To get prestige, and power, each spring the various chiefs would sponsor a young man from their clan to compete in a race out to some rocky islets about 2 kilometres off-shore. The purpose was to run or scramble some of the way down the 1000-foot cliff from the village, dive the rest, and then swim out to the islet without drowning or getting eaten by sharks. On arrival at Motu Nui, the largest islet, the racers would climb up and wait for the arrival of the first manutara or Sooty Tern (Onychoprion fuscatus). Each would watch a nest and (eventually) steal an egg, put it in a pouch around his head, swim back (no sharks or drowning) and climb back up the cliff with the egg. Without breaking it. As a result of all this the sponsor of the winner got the title of ‘Birdman’, which was a position of power much like being a paramount chief, and which he would hold for the next year. The winning clan got an increased share of the available resources, and the young man got to visit with a young lady who had been selected as a sort of Homecoming Queen, and who was waiting for him in one of the slab stone houses of Orongo.

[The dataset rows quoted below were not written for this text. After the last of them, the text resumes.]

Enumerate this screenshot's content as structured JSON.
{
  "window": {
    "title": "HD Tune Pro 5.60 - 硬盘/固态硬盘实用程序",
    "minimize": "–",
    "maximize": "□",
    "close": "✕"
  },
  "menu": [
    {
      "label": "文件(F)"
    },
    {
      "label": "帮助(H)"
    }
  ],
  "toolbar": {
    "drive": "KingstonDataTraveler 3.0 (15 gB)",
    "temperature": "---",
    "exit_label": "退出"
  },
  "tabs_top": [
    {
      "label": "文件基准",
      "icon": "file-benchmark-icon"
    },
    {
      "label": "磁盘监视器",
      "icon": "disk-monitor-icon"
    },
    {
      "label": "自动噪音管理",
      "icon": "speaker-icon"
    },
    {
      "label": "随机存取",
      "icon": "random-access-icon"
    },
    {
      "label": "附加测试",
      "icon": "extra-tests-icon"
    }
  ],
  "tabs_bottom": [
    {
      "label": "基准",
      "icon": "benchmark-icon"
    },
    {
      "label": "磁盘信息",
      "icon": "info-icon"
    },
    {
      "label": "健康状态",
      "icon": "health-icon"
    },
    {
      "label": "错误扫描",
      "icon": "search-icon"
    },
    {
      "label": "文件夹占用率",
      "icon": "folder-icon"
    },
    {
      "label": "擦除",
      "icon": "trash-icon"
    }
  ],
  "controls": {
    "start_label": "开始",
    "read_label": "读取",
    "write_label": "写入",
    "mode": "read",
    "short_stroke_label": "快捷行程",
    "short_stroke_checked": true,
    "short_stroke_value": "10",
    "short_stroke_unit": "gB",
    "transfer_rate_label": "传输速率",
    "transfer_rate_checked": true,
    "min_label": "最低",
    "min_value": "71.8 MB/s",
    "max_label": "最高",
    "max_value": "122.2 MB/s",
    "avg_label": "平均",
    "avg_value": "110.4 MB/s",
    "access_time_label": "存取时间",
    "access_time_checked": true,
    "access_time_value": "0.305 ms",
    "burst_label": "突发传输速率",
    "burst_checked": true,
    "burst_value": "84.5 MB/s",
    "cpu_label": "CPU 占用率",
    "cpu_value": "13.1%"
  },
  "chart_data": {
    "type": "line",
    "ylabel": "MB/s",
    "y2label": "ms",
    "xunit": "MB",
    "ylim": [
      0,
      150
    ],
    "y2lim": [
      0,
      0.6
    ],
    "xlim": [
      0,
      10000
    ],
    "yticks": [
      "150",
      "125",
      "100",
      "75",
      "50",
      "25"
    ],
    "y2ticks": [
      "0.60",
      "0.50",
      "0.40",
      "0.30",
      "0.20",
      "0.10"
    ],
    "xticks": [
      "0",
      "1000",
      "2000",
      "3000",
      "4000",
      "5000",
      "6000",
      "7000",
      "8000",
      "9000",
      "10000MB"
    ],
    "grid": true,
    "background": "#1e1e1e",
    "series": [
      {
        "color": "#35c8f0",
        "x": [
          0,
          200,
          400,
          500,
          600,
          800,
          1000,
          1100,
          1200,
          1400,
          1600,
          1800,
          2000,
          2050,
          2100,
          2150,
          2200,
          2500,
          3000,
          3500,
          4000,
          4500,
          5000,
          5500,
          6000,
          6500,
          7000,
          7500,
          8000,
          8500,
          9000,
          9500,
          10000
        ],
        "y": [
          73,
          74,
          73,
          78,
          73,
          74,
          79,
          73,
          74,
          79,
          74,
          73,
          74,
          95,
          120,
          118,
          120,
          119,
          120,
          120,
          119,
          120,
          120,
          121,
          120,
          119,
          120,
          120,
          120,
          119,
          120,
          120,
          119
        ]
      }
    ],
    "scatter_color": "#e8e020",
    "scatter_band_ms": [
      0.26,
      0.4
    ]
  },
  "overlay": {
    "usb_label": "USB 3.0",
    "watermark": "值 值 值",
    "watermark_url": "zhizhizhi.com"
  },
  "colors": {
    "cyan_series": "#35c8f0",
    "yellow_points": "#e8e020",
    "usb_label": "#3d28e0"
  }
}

It was a pretty vicious competition, with oral histories indicating that over half of the competitors died from falls, drowning, being eaten by sharks, or being killed by their fellow competitors. The Birdman cult became defunct after the 1860s. One reason was the slave trade, where as many as 1500 islanders were taken to Peru. Although there was widespread condemnation of this action, only 15 people were repatriated, and they brought smallpox with them when they returned home. A census in 1877 found a population of 111 people, down from the estimated 12,000 who inhabited Rapa Nui during the moai period. In 1866 a permanent Catholic mission was established and the Birdman cult was abandoned as Christianity was adopted across the Island and became dominant. Some people say that this, in turn, has now been usurped, and the cult of the empanada (a sort of savory filled pie) is now risen! We had some of those as well.

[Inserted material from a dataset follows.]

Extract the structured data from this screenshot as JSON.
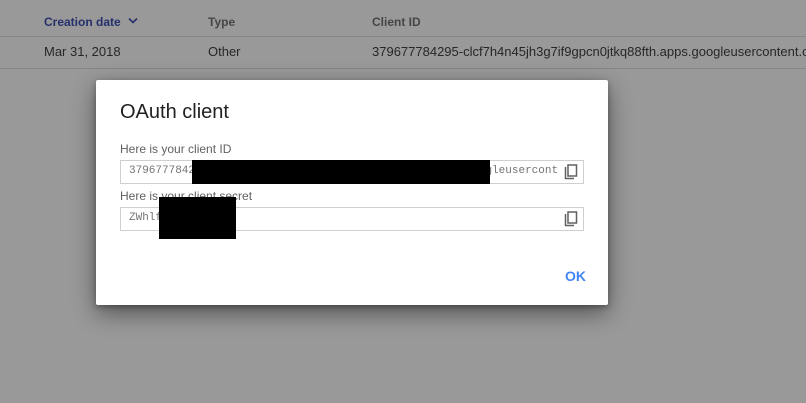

The crater of Rana Kau contains a lake, one which supports all types of flora found nowhere else on Rapa Nui. The reeds floating in mats on the surface of the lake are apparently the same as those found at Lake Titicaca in Peru, which has led to speculation by Heyerdahl and others about human patterns of migration. Core samples taken from the sediments in the lake include pollen that shows the reeds have been in the lake for over 30,000 years, long before human contact. Unfortunately – albeit appropriately – one is no longer permitted to descend inside the crater and instead has to view the reeds, and the lake, from the rim, which is about a kilometre in circumference.
We were rewarded one evening by a clearing of the clouds, and a dramatic sunset. For the people of the moai it must have been a good way to close the day, knowing that such a robust presence had walked to their village, and was watching over them as they slept.